Era mal comunicador o, mejor dicho, mal simplificador. No fue entendido en la Catalunya interior, en la que prevalecieron los prejuicios antibarceloneses (y una mentira destructiva, que las bases pujolistas propagaron). Su discurso era complejo y ambiguo como lo es esta Europa que, superando las naciones, favorece las (con)fusiones de soberanía. El pujolismo estaba muy arraigado en la Catalunya profunda y el cambio no fue posible cuando Maragall todavía estaba en plena forma. Los cuatro años de oposición le gastaron mucho (lo enjaularon en unos límites que contradecían su personalidad creativa). En el 2003, ya ni el PSC confiaba en él. El tripartito fue pactado entre las direcciones de los partidos y Maragall
aceptó presidir un gobierno que no controlaba. El error del pacto del Tinell debe entenderse en el contexto de la lógica amigoenemigo introducida por Aznar. No era el momento de reformar el Estatut y lo sabía, pero se empeñó en la aventura federalizante, que acabó como acabó. Los tres partidos fueron desleales entre ellos y con el president. Los medios lo bombardeamos sin piedad: cualquier pequeño error fue agrandado con lupa. Anécdotas como la de la corona de espinas se convirtieron categorías catastróficas. La catástrofe del Carmel era colectiva y fue imputada en exclusiva al Govern.
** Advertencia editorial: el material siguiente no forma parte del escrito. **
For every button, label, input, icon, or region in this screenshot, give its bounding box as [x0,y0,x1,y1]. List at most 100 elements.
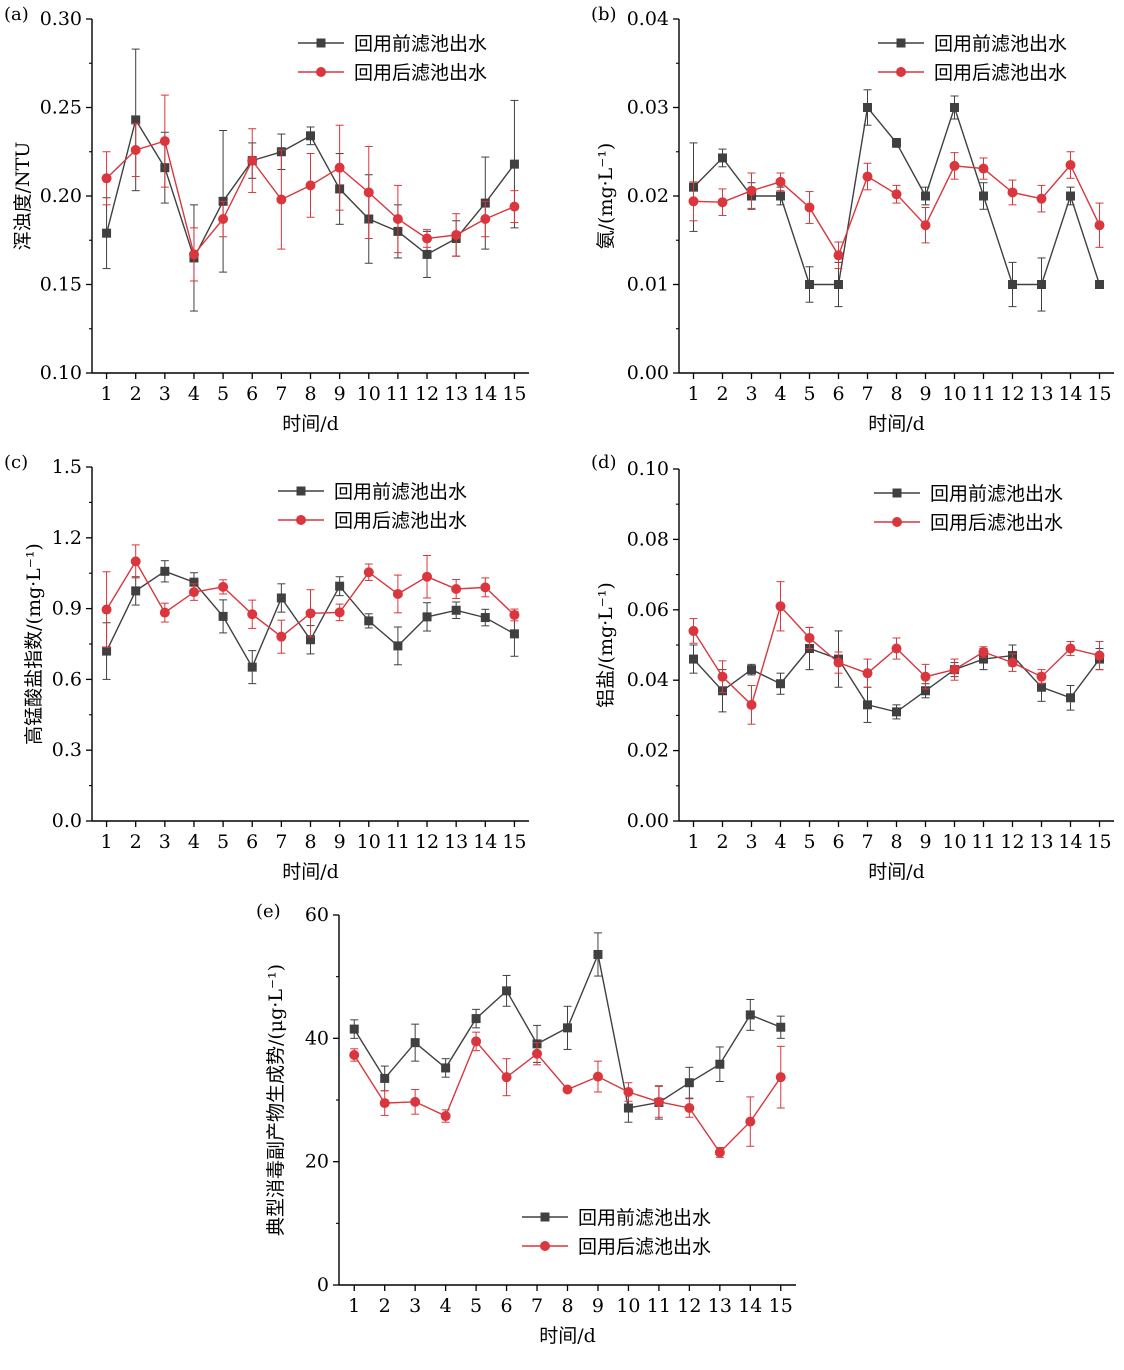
data-point-circle [745,1116,756,1127]
data-point-circle [379,1098,390,1109]
y-tick-label: 0.20 [40,185,82,207]
series-after [101,544,520,654]
x-tick-label: 2 [716,383,728,405]
data-point-square [422,612,432,622]
legend-marker-square [316,38,326,48]
x-tick-label: 3 [159,383,171,405]
x-tick-label: 2 [130,383,142,405]
data-point-square [441,1063,451,1073]
data-point-circle [862,668,873,679]
x-tick-label: 11 [647,1295,671,1317]
x-axis-title: 时间/d [539,1325,596,1347]
data-point-circle [1007,187,1018,198]
data-point-circle [451,229,462,240]
data-point-circle [188,587,199,598]
data-point-square [218,611,228,621]
data-point-circle [422,233,433,244]
data-point-square [718,153,727,163]
data-point-circle [978,647,989,658]
data-point-circle [1036,671,1047,682]
x-tick-label: 11 [971,831,995,853]
legend-label-after: 回用后滤池出水 [930,512,1063,534]
data-point-circle [717,671,728,682]
data-point-circle [501,1072,512,1083]
data-point-square [863,700,872,710]
data-point-circle [471,1036,482,1047]
x-tick-label: 4 [188,383,200,405]
legend-label-before: 回用前滤池出水 [354,33,487,55]
legend-label-after: 回用后滤池出水 [334,510,467,532]
data-point-square [892,138,901,148]
legend-marker-square [296,486,306,496]
x-tick-label: 2 [130,831,142,853]
x-tick-label: 14 [473,831,497,853]
data-point-circle [422,571,433,582]
data-point-circle [978,163,989,174]
data-point-circle [363,187,374,198]
legend-marker-circle [296,515,306,525]
legend-marker-circle [896,67,906,77]
legend-marker-circle [540,1241,550,1251]
data-point-square [451,605,461,615]
data-point-circle [714,1147,725,1158]
x-axis-title: 时间/d [868,861,925,883]
data-point-square [623,1103,633,1113]
data-point-circle [392,214,403,225]
data-point-circle [101,604,112,615]
legend-marker-square [892,488,902,498]
data-point-square [480,613,490,623]
panel-label: (a) [4,4,29,25]
data-point-square [834,280,843,289]
data-point-square [189,577,199,587]
data-point-square [131,586,141,596]
y-tick-label: 0.10 [627,458,669,480]
data-point-square [102,646,112,656]
x-tick-label: 9 [334,831,346,853]
x-tick-label: 11 [386,831,410,853]
series-line-after [353,1040,782,1154]
panel-label: (e) [256,901,281,922]
y-tick-label: 0 [317,1274,329,1296]
x-tick-label: 9 [919,383,931,405]
data-point-square [921,191,930,201]
y-tick-label: 0.9 [52,598,82,620]
x-tick-label: 15 [769,1295,793,1317]
x-tick-label: 10 [616,1295,640,1317]
series-after [349,1031,786,1158]
data-point-square [950,103,959,112]
x-tick-label: 8 [304,831,316,853]
x-tick-label: 7 [275,831,287,853]
x-tick-label: 8 [890,831,902,853]
data-point-square [1008,280,1017,289]
data-point-circle [1065,643,1076,654]
data-point-circle [1065,160,1076,171]
data-point-circle [440,1111,451,1122]
data-point-square [1066,191,1075,201]
x-tick-label: 15 [502,383,526,405]
x-tick-label: 14 [473,383,497,405]
x-tick-label: 3 [745,831,757,853]
data-point-square [1037,682,1046,692]
data-point-circle [949,664,960,675]
x-tick-label: 3 [159,831,171,853]
data-point-square [1066,693,1075,703]
y-axis-title: 高锰酸盐指数/(mg·L⁻¹) [23,543,45,745]
data-point-square [247,662,257,672]
x-tick-label: 4 [188,831,200,853]
y-tick-label: 0.6 [52,668,82,690]
x-tick-label: 1 [348,1295,360,1317]
data-point-circle [1036,193,1047,204]
x-tick-label: 15 [502,831,526,853]
data-point-circle [334,607,345,618]
data-point-circle [920,671,931,682]
data-point-square [393,641,403,651]
x-tick-label: 15 [1087,383,1111,405]
data-point-square [364,616,374,626]
series-line-after [693,163,1101,257]
data-point-square [805,280,814,289]
x-tick-label: 10 [942,831,966,853]
x-tick-label: 11 [386,383,410,405]
data-point-square [1037,280,1046,289]
data-point-square [593,949,603,959]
No debería haber aceptado la presidencia. No dirigía ni su partido. Pero lo intentó porque era, es, muy terco. El legado de su terquedad ahora resuena en la gran nave catalana abandonada, que amenaza ruina. Su visión era inclusiva (como la del abuelo poeta: el grano de Catalunya contiene la espiga de España; y no al revés). Después de él triunfó la exclusión, que ya sabemos a dónde nos ha llevado.